Great article Glenn! Truly enlightening and uplifting! Congratulations to Dan Froomkin. I hope this move will inspire him to continue to pull no punches and further underscores that importance and power of the work he does.
It is funny how establishment news media track has in many ways paralleled the decline of the establishment music industry. I was just lamenting to a friend of mine the other day how the slumping music sales (they’ve truly fallen off of a cliff) over the last several years is more attributable to the quality of the product being offered as opposed to the technology i.e. file sharing and piracy being solely responsible for the decline. The reason that the establishment music industry has not been able to find a model in the digital file sharing age to effectively support the profitable sale of music is because they are not delivering the quality product that will in turn support that platform. Not the other way around. Notice that several of Michael Jackson’s catalog albums are easily outselling the top current new releases. This is unprecedented. Although nostalgia and sentimentality definitely plays a key role, it evinces that it certainly helps to have a quality to product to be hocking.

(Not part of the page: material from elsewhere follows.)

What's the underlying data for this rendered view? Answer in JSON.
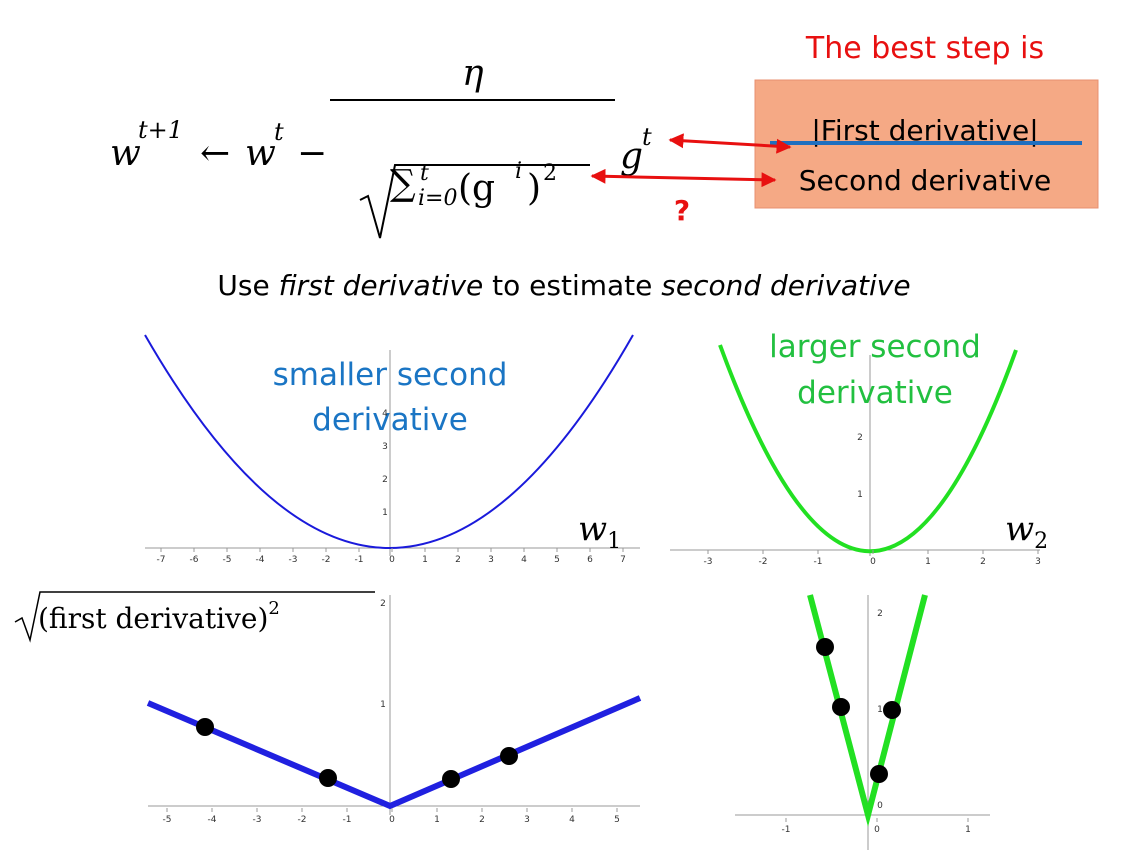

As you’ve deftly elucidated again Glenn establishment news media is not withering on the vine because of new media and technology and its inability to find a platform that would support the profitable distribution of its product but because of its failure to produce quality product/journalism that would support that platform.
of HuffPo either, and for the same reasons listed by others (way too heavy on "entertainment" stuff [which--given what's presented--is a contradiction in terms]), but I will go to the site to read Froomkin. I also be interested in seeing how he shapes other reporters' work out of D.C.
Also, I may have missed it, but I didn't see in the links I clicked on, such as the City Desk piece by Wemple, a breakout of numbers for other columnists. If the justification for firing Froomkin is a drop in readership, then let's see the numbers for Krauthammer, Kristol and Broder.
Seems only fair.
Unfortunately, as Glenn has noted, the qualifier in all of this is the reader. There seems to be plenty of anecdotal evidence that sites or publications of one particular bent are satisfactory to their audience - feeding them just what they want to hear.
Still, open-mindedness is not an all-or-nothing proposition. It exists in a continuum. It has degrees. Many of the sites to which you refer indeed do nothing more than preach to their own closed-minded choir, and any contradiction of their preciously guarded crotchets is perceived as an assault that must be repelled. But some readerships have the potential to be persuaded by reason. If principles they recognize veer toward conclusions they don't, some audiences are willing to take a little detoured ride -- and see where it leads.
I'm too lazy to search -- but what does the conservative press think of Froomkin & HuffPo? Anybody know?
It would appear that the "free market" is speaking. You would think that they would like that.